From the tank 15, 20 liters of stored extract obtained from the previous acid-treated batch and having a temperature of about 90 ° C are added from above from the valve 8 for extraction. The filling is raised to a temperature of 110 ° C by passing a straight stream through the valve 3 from below. The obtained extract is removed through a sieve cone 2 and an expansion tank 6. The resulting solution with a xylose concentration of about 15% and low impurities can be further processed into xylose and possibly xylitol. The total yield of xylose in the extract (calculated from the xylose content of the starting material) is 80%.

8 60236

In an analogous manner, the following two water buffers (each having a rubber volume of about 15 liters and a temperature of about 90 ° C) are added from tanks 16 and 17. These are stored for the next charge after removal from pressure vessel 1 in tank 15. The next butt is taken from tank 18 and stored in tank 16. Both last the buffers (each about 15 liters) consist of about 60 degrees of water from tank 12.
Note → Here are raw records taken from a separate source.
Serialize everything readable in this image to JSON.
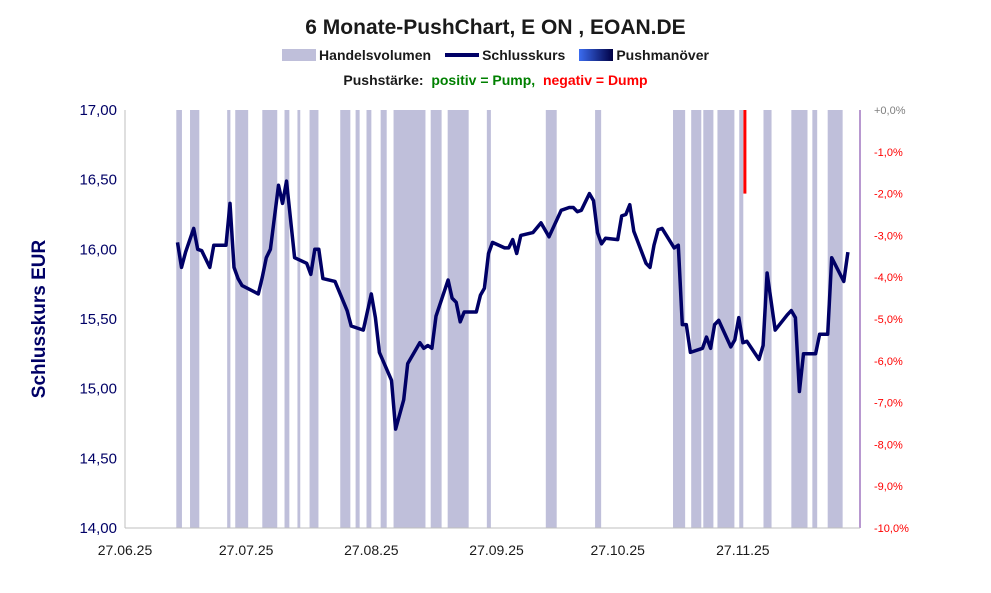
{
  "chart_data": {
    "type": "line",
    "title": "6 Monate-PushChart, E ON , EOAN.DE",
    "legend": {
      "volume": "Handelsvolumen",
      "close": "Schlusskurs",
      "push": "Pushmanöver"
    },
    "push_note": {
      "label": "Pushstärke:",
      "positive": "positiv = Pump,",
      "negative": "negativ = Dump"
    },
    "ylabel": "Schlusskurs EUR",
    "ylim": [
      14,
      17
    ],
    "y_ticks": [
      "14,00",
      "14,50",
      "15,00",
      "15,50",
      "16,00",
      "16,50",
      "17,00"
    ],
    "y2lim": [
      -10,
      0
    ],
    "y2_ticks": [
      "+0,0%",
      "-1,0%",
      "-2,0%",
      "-3,0%",
      "-4,0%",
      "-5,0%",
      "-6,0%",
      "-7,0%",
      "-8,0%",
      "-9,0%",
      "-10,0%"
    ],
    "x_unit": "days since 27.06.25",
    "xlim": [
      0,
      182
    ],
    "x_ticks": [
      {
        "day": 0,
        "label": "27.06.25"
      },
      {
        "day": 30,
        "label": "27.07.25"
      },
      {
        "day": 61,
        "label": "27.08.25"
      },
      {
        "day": 92,
        "label": "27.09.25"
      },
      {
        "day": 122,
        "label": "27.10.25"
      },
      {
        "day": 153,
        "label": "27.11.25"
      }
    ],
    "close_days": [
      13,
      14,
      15,
      17,
      18,
      19,
      21,
      22,
      25,
      26,
      27,
      28,
      29,
      33,
      34,
      35,
      36,
      38,
      39,
      40,
      42,
      45,
      46,
      47,
      48,
      49,
      52,
      55,
      56,
      59,
      61,
      62,
      63,
      66,
      67,
      69,
      70,
      73,
      74,
      75,
      76,
      77,
      80,
      81,
      82,
      83,
      84,
      87,
      88,
      89,
      90,
      91,
      94,
      95,
      96,
      97,
      98,
      101,
      103,
      105,
      108,
      110,
      111,
      112,
      113,
      115,
      116,
      117,
      118,
      119,
      122,
      123,
      124,
      125,
      126,
      129,
      130,
      131,
      132,
      133,
      136,
      137,
      138,
      139,
      140,
      143,
      144,
      145,
      146,
      147,
      150,
      151,
      152,
      153,
      154,
      157,
      158,
      159,
      161,
      164,
      165,
      166,
      167,
      168,
      171,
      172,
      174,
      175,
      178,
      179
    ],
    "close_values": [
      16.05,
      15.87,
      15.98,
      16.15,
      16.0,
      15.99,
      15.87,
      16.03,
      16.03,
      16.33,
      15.87,
      15.79,
      15.74,
      15.68,
      15.8,
      15.94,
      16.0,
      16.46,
      16.33,
      16.49,
      15.94,
      15.9,
      15.82,
      16.0,
      16.0,
      15.79,
      15.77,
      15.56,
      15.45,
      15.42,
      15.68,
      15.51,
      15.26,
      15.06,
      14.71,
      14.92,
      15.18,
      15.33,
      15.29,
      15.31,
      15.29,
      15.52,
      15.78,
      15.65,
      15.62,
      15.48,
      15.55,
      15.55,
      15.67,
      15.72,
      15.97,
      16.05,
      16.01,
      16.01,
      16.07,
      15.97,
      16.1,
      16.12,
      16.19,
      16.09,
      16.28,
      16.3,
      16.3,
      16.27,
      16.28,
      16.4,
      16.35,
      16.12,
      16.04,
      16.08,
      16.07,
      16.24,
      16.25,
      16.32,
      16.13,
      15.9,
      15.87,
      16.03,
      16.14,
      16.15,
      16.01,
      16.03,
      15.46,
      15.46,
      15.26,
      15.29,
      15.37,
      15.29,
      15.46,
      15.49,
      15.3,
      15.35,
      15.51,
      15.33,
      15.34,
      15.21,
      15.31,
      15.83,
      15.42,
      15.53,
      15.56,
      15.51,
      14.98,
      15.25,
      15.25,
      15.39,
      15.39,
      15.94,
      15.77,
      15.98
    ],
    "volume_high_ranges": [
      [
        12.7,
        14.1
      ],
      [
        16.1,
        18.4
      ],
      [
        25.3,
        26.1
      ],
      [
        27.3,
        30.5
      ],
      [
        34.0,
        37.7
      ],
      [
        39.5,
        40.7
      ],
      [
        42.7,
        43.4
      ],
      [
        45.7,
        47.9
      ],
      [
        53.3,
        55.8
      ],
      [
        57.1,
        58.1
      ],
      [
        59.8,
        61.0
      ],
      [
        63.3,
        64.8
      ],
      [
        66.5,
        74.4
      ],
      [
        75.7,
        78.4
      ],
      [
        79.9,
        85.1
      ],
      [
        89.6,
        90.6
      ],
      [
        104.2,
        106.9
      ],
      [
        116.4,
        117.9
      ],
      [
        135.7,
        138.7
      ],
      [
        140.2,
        142.7
      ],
      [
        143.2,
        145.7
      ],
      [
        146.7,
        150.9
      ],
      [
        152.1,
        153.1
      ],
      [
        158.1,
        160.1
      ],
      [
        165.0,
        169.0
      ],
      [
        170.2,
        171.4
      ],
      [
        174.0,
        177.7
      ]
    ],
    "push": [
      {
        "day": 153.5,
        "value": -2.0
      }
    ],
    "colors": {
      "volume": "#bfbfda",
      "close": "#000066",
      "push": "#ff0000",
      "positive": "#008000",
      "negative": "#ff0000",
      "axis_left": "#000066",
      "axis_right": "#ff0000"
    }
  }
}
They are stored in tanks 17 and 18. The pressure vessel 1 is reheated to a temperature corresponding to a pressure of 4 bar and the residue is pushed out via the valve 7. It contains 50% of the dry matter fed and has a moisture content of about 65%. After opening the top lid 10, the container can be refilled.

Claims (6)

9 60236 A process for dissolving hemicellulose in two steps from xylan-containing natural products to recover xylose, the first step treating the starting material at normal pressure or elevated pressure and elevated temperature with an alkali hydroxide solution wherein the extraction residue in the second step is acid treated at elevated pressure and elevated temperature, the acidic solution is removed from the reaction vessel, filtered and the resulting residue is re-extracted, and the second step solution or extract is treated to recover xylose or xylitol, characterized in both steps in a single reaction vessel and 100 The residue from the alkali treatment at -150 ° C is extracted with at least one liquid bag at a temperature of about 20-120 ° C, preferably about 5-10-10 0 ° C. Process according to Claim 1, characterized in that the extraction after the alkali treatment is carried out with a plurality of liquid buffers and one of the last buffers is adjusted to a pH of less than 5 ° by means of an acid. Process according to Claim 1 or 2, characterized in that the extraction after the acid treatment is carried out with at least one liquid buffer at a temperature of about 20 to 120 ° C, preferably about 50 to 100 ° C. li. Process according to one of Claims 1 to 3, characterized in that the alkali and / or acid treatment and, if appropriate, the subsequent extraction or subsequent extractions are carried out with less concentrated extracts from the previous batches. Process according to one of Claims 1 to k, characterized in that steam is introduced during the alkali and / or acid treatment and, if appropriate, during the subsequent extraction or extractions, preferably during the alkali treatment. Process according to one of Claims 1 to 5, characterized in that, in the alkali and / or acid treatment and optionally in the subsequent extraction or subsequent extractions, the starting material or residue is preheated to a temperature of about 100 to 150 ° C and a liquid which is colder at about 10 to 60 ° C is added rapidly.